Pendant l’heure d’entretien, elle cherche ma validation. Elle est en colère, contre la France, contre ce système qui la punit alors qu’elle semble en suivre toutes les demandes. Elle se différencie des autres, disant qu’elle « elle travaillait », elle ne « profitait pas » des aides en France. Et
pourtant, six ans après son arrivée, elle se retrouve dans le système d’urgence, sans solution d’hébergement et à la rue. Comme elle n’a plus de papiers, elle ne peut pas retrouver de travail, alors que son CV atteste d’un parcours professionnel conséquent. Comme elle n’a pas de travail, elle ne peut pas trouver de logement. Sans logement elle passe sa journée à chercher un endroit où passer la nuit, elle est épuisée. Elle ne parvient pas se concentrer sur sa demande d’asile, se replonger dans les violences qu’elle a subies.
Quand je lui propose des structures d’hébergement, avec peut-être une solution d’ici quelques mois, elle refuse.
Car elle n’est pas comme les autres femmes : elle a un diplôme, elle avait une vie en France qu’elle avait obtenu en se battant. Elle a la sensation qu’on lui a arraché sa vie, et je ne lui apporte aucune réponse satisfaisante. Elle a du mal à comprendre qu’elle est irrégulière sur le territoire, car l’image qu’elle s’en fait est tout autre. Elle voit les tentes, les « profiteurs » du système, les « fainéants ». Mais cette image n’existe pas, toutes les femmes que nous rencontrons ont un parcours complexe, différent des autres. Tout parcours de rue est unique et personne ne profite d’une situation d’errance. C’est un engrenage, un cercle vicieux, le résultat d’une mauvaise nouvelle, d’une maladie, d’un décès, d’un deuil, ou d’un refus de la Préfecture…
Je crois que la difficulté même de notre travail est de faire la part des choses entre notre perception de la situation des personnes et leur propre vision ou ressenti de la situation.
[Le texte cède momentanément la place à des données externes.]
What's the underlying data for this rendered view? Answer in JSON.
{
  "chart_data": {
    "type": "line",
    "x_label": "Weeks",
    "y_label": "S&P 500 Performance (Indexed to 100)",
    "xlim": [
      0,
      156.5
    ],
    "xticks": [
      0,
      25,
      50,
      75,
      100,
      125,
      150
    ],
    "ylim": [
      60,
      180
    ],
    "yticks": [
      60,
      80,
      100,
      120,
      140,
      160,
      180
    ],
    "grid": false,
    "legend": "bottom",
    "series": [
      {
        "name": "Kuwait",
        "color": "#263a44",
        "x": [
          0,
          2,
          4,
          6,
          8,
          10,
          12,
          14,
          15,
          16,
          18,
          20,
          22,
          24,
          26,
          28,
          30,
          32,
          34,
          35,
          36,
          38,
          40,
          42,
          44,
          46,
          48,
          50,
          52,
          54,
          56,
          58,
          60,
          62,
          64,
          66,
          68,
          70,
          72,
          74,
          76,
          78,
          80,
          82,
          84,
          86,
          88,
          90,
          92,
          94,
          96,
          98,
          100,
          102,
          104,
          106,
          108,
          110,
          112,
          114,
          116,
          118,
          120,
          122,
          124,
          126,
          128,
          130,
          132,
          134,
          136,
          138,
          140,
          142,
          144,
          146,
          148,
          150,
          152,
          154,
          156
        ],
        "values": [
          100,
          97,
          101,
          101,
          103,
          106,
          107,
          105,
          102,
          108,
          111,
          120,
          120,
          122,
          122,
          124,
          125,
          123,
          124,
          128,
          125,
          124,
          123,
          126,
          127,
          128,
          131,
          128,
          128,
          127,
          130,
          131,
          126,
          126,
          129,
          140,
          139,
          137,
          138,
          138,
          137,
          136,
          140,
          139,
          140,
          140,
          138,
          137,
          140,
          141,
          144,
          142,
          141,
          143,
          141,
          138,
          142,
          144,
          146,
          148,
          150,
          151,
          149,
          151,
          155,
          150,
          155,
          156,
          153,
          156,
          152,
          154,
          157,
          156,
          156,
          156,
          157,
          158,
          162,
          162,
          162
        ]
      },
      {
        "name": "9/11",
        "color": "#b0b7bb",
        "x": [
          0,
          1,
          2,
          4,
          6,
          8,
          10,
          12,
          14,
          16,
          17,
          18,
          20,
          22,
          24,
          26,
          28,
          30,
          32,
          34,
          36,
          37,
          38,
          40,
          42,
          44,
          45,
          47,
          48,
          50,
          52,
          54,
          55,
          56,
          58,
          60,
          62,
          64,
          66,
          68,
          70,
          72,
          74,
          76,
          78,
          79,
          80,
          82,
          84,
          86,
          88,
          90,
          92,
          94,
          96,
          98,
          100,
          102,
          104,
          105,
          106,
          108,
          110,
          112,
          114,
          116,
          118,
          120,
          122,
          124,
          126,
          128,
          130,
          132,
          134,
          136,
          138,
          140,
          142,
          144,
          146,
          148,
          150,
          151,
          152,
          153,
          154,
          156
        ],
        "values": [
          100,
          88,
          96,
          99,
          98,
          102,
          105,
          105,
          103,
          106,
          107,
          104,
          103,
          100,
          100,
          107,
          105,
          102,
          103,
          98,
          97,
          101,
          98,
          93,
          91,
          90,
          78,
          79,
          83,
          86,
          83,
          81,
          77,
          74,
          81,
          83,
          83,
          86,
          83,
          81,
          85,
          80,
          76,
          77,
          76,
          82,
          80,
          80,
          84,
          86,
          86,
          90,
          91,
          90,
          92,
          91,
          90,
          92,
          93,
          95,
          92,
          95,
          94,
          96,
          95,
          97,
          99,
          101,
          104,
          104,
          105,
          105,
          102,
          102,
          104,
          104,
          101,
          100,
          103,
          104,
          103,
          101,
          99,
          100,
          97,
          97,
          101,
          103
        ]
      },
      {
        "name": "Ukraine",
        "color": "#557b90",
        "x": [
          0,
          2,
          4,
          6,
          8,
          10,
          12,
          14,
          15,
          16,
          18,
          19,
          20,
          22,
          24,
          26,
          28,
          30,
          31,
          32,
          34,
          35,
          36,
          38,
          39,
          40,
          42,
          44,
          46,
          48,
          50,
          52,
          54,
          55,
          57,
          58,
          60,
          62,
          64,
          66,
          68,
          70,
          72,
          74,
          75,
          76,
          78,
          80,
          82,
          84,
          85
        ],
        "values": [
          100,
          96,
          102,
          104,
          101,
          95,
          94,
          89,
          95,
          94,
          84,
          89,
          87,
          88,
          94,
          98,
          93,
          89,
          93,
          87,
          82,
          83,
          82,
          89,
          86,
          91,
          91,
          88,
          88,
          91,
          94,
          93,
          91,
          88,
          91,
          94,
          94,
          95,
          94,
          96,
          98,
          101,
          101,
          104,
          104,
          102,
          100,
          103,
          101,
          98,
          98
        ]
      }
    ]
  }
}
Nous devons accueillir les colères, les frustrations, les pleurs, alors même que les situations sont bloquées et bien au-delà de notre ressort. Nous gérons les émotions qui sont dirigées à d’autres institutions. Et nous devons faire de la médiation entre les personnes à la rue et des institutions par lesquelles elles se sentent oubliées avec le sentiment d’être des numéros.
Notre travail va au-delà des chiffres d’une file active. Nous entendons des histoires, des parcours plus ou moins chaotiques, avec plus ou moins d’injustices auxquelles nous tentons de répondre en fonction de nos moyens et du temps que nous avons. Nous sommes obligés de trouver des solutions à des situations confrontées à l’impossible. Accueillir et considérer les personnes est essentiel et nous le faisons. Mais pouvons-nous nous contenter de constater les situations en étant limité dans ce que nous pouvons proposer, voire dans l’impossibilité de pouvoir agir ?
Adeline continue de fréquenter notre accueil de jour, espérant bénéficier d’une place dans notre dortoir, et pouvoir se reposer. Pour avoir ensuite l’énergie de trouver un travail, et pouvoir retrouver un logement. Alors même que chaque histoire est unique, le parcours attendu lui, reste toujours le même. Régularité, travail, logement : à mettre dans l’ordre que vous voudrez.